Felienne Hermans edited this page Jun 13, 2024 · 2 revisions

Design Goals

Learning to program is hard for newbies. The goal of the Hedy language is to start with a language that is as simple as possible, and to add more and more syntax as the levels progress. For this we have a number of clear design goals.

  1. Concepts are offered at least three times in different forms:

    Research from writing education has shown that it is best to offer concept in different forms over a long period of time. Furthermore it has been shown that a word needs to be read 7 times before it is stored in long-term memory .

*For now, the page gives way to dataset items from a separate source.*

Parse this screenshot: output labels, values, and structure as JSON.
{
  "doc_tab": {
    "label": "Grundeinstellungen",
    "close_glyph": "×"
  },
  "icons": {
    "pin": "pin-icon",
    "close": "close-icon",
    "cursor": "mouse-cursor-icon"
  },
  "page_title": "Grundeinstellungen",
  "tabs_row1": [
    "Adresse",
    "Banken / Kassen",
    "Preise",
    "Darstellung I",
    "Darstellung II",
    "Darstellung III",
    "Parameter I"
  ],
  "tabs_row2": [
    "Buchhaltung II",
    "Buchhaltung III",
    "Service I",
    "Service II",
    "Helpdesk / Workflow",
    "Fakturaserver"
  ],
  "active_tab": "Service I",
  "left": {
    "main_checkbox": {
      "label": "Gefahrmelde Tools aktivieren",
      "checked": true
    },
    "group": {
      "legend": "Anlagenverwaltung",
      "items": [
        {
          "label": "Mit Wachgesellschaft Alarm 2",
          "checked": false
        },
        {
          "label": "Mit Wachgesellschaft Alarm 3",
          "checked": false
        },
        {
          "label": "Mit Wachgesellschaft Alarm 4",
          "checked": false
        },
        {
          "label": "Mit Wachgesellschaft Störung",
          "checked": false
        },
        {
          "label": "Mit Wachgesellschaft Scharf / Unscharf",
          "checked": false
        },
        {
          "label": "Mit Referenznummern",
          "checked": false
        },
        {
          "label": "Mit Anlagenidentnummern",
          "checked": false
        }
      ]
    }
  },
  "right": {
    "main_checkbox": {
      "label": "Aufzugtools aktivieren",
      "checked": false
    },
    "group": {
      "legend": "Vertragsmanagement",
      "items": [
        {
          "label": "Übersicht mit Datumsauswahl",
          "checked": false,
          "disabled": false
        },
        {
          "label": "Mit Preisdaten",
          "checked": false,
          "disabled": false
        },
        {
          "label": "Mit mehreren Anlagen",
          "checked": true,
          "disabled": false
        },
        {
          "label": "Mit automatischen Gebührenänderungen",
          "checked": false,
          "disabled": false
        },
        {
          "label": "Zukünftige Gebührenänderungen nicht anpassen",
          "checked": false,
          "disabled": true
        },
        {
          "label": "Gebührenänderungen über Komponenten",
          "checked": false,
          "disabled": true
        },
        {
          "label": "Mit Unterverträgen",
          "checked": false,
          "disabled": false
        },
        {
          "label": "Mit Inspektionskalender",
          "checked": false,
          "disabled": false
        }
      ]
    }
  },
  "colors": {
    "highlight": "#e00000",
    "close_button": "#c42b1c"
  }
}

  2. The initial offering of a concept is the simplest form possible:

    Previous research has shown that syntax can be confusing for novices. Early levels thus are as syntax-free as possible to lower cognitive load.

  3. Only one aspect of a concept changes at a time:

    In his paper on the spiral approach Shneiderman argued for small steps in teaching programming, which we follow for Hedy too. This allows us to focus the full attention of the learner on the new syntactic element.

  4. Adding syntactic elements like brackets and colons is deferred to the latest moment possible:

    Previous research in the computer science education domain has shown that operators such as == and : can be especially hard for novices. In a study with high-schoolers we found that that might be due to their pronunciation. Research from natural language acquisition also indicates that parentheses and the colon are among the latest element of punctuation that learners typically learn. Given the choice between colons and parenthesis and other elements like indentation, the latter are introduced first.

  5. Learning new forms is interleaved between concepts as much as possible:

    We know that spaced repetition is a good way of memorizing, and that it takes time to learn punctuation, so we give students as much opportunity as possible to work with concepts before syntax changes.

  6. At every level it is possible to create simple but meaningful programs:

    It is important for all learners to engage in meaningful activities. Our experience in teaching high-school students (and even university CS students) is that learning syntax is not always seen as a useful activity. Students experience a large discrepancy between the computer being smart, for example by being able to multiply 1,910 and 5,671 within seconds, while simultaneously not being able to add a missing colon independently. We anticipate that when the initial syntax is simple, allowing novices to create a fun and meaningful program, they will later have more motivation to learn the details of the syntax.

Levels

In its current form, Hedy consists of 18 different levels. The levels loosely follow the lesson series Python in de klas ("Python in the classroom") in such a way that these existing lessons can be executed with Hedy instead of with Python.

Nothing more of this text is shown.